Niesamowite historie TRICLUBowiczów część 4

Niesamowite historie TRICLUBowiczów część 4- egzotyczny start na początek sezonu 2022, Tomasz Jedwabny

Sezon tri 2022 r. rozpoczęty.
Jako, że ostatnio u nas wyjazdy powiązane są z zawodami, to nie można było przerwać tej dobrej passy w kraju, którego z triathlonem pewnie nikt nie łączy w przeciwieństwie do fanów kite’a i surferów. Mowa o byłej kolonii holenderskiej, tj. Arubie. O dziwo jednak wpisując w wyszukiwarkę triathlon Aruba wyskakuje strona stowarzyszenia triathlonu, które organizuje wiele różnych zawodów, począwszy od tri, poprzez bieganie a kończąc na aquatlonie. Okazało się przy tym, że 1 maja miały się odbyć zawody na dystansie supersprint i sprint. Messenger pomógł i za chwilę okazało się, że są wolne miejsca. Wpisowe w wysokości 21 USD też nie wydawało się wygórowane, a miejscowy tri-shop oferował wynajmem porządnej „szosy”. Jedynie informacja zwrotna, że „it will be brutal” dawała trochę do myślenia.
Na Arubę ruszyliśmy 30 kwietnia wstając o 3:00 rano. Lot do Amsterdamu, potem 6 godzin na lotnisku i lot na Arubę (opóźniony). Do hotelu dotarliśmy po 22 godzinach około 20:00 czasu miejscowego. Z kolegą (tak – udało mi się wciągnąć jeszcze jednego wariata w tri Aruba) zamontowaliśmy pedały do czekających na nas rowerów i spać. Rano pobudka o 4:30 i godzinę później ruszyliśmy do strefy zmian. Trochę głodno już się zrobiło, bo dla nas to połowa dnia, a tu nawet śniadania nie rozpoczęli serwować (została mi tylko drobna kanapka z samolotu). Do strefy było ok 8 km, było jeszcze ciemno, ale za to wietrznie i już ciepło (ok. 25 stopni). Za chwilę zatrzymała nas policja ostrzegając, że jedziemy bez świateł, a nie można wykluczyć kierowców „pod wpływem” wracających z piątkowych imprez. Na szczęście udało się dojechać do strefy zmian. A tam już z jednej półciężarówki rozłożono system pomiaru czasu, wieszaki na rowery, system nagłaśniający, stolik z chipami i numerami i zawody były organizacyjnie przygotowane na tip top. Zaczęli się zjeżdżać uczestnicy – w sumie było nas około 80 osób na obu dystansach i sztafetach. Atmosfera iście familijna, widać było, że wszyscy się znają. Wyszło też słonce, zrobiło się jasno i jeszcze upalniej (ok. 30 stopni). Weszliśmy na chwilę do morza, chłodek przyjemny, widoczność super, z wyjątkiem małych bojek do okrążenia.
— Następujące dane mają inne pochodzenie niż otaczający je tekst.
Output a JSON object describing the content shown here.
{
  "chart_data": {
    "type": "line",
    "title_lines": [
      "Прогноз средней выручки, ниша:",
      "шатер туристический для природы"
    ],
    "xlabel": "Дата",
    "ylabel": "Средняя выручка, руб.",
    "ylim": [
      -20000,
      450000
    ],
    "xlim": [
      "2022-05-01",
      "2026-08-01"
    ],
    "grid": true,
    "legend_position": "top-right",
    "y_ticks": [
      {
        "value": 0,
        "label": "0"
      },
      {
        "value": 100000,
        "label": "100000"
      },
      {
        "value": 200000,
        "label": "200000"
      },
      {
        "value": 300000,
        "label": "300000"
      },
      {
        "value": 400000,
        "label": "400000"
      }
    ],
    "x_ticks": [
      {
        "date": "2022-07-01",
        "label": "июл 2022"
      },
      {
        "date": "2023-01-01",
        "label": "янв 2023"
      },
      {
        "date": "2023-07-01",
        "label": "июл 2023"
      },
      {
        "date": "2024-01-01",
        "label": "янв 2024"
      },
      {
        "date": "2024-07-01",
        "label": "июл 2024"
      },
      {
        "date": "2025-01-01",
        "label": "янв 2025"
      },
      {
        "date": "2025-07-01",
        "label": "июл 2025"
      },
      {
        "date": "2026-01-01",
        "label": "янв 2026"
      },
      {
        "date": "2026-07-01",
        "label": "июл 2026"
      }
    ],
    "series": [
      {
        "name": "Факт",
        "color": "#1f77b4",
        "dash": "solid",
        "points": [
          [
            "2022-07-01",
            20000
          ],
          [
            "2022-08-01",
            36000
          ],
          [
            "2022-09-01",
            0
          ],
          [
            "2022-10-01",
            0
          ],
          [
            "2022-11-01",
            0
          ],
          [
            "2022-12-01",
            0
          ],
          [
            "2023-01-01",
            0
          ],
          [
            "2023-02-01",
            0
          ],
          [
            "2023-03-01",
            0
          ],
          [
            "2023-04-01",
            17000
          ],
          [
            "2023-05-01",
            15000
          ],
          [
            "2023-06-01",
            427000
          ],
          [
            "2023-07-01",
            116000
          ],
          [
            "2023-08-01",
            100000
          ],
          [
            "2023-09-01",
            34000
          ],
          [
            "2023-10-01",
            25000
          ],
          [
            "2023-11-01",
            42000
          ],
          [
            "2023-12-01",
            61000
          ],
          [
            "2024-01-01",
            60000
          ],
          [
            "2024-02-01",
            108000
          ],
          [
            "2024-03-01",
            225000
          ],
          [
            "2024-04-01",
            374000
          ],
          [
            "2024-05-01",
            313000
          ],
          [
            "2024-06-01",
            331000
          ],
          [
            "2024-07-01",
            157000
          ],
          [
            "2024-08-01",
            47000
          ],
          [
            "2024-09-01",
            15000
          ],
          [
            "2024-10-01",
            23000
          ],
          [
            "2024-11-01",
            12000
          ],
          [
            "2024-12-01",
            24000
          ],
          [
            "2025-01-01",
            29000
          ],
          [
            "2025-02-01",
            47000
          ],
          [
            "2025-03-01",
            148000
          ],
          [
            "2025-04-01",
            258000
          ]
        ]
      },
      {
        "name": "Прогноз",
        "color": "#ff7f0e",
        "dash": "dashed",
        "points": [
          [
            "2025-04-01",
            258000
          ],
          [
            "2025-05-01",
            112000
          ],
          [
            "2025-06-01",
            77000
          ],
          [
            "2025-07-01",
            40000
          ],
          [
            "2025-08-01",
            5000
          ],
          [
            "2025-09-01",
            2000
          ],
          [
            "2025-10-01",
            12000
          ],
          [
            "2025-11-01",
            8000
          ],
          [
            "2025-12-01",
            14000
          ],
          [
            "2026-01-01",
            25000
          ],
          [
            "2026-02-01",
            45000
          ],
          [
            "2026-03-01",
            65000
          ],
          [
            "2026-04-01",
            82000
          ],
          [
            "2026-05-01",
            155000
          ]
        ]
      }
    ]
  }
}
Same zawody okazały się dużym wyzwaniem – it was indeed brutal. Brak jakiejkolwiek aklimatyzacji, zmęczenie po podróży i brak śniadania nie pomagały, ale jakoś trzeba było się do mety doturlać. Pływanie (ok. 750 m) okazało się dosyć wymagające, szczególnie po przyjęciu sporej dawki słonej wody, po tym jak dzieciaki z supersprintu przefrunęły mi nad głową (startowali później i akurat zaraz po tym, jak wróciłem do wody po wyjściu australijskim). Rower (21,5 km) pomimo, że raczej płaski, to był też całkiem trudny – wiało mocno od lądu (dyski były w regulaminie zabronione i słusznie). Bieg (5 km) to już zabawa w pełnym upale (średnia niższa niż na maratonie miesiąc wcześniej). Po godzinie i trzydziestu minutach można było już na spokojnie ochłodzić się w morzu i wybrać się rowerem z powrotem do hotelu na zasłużone i obfite śniadanie.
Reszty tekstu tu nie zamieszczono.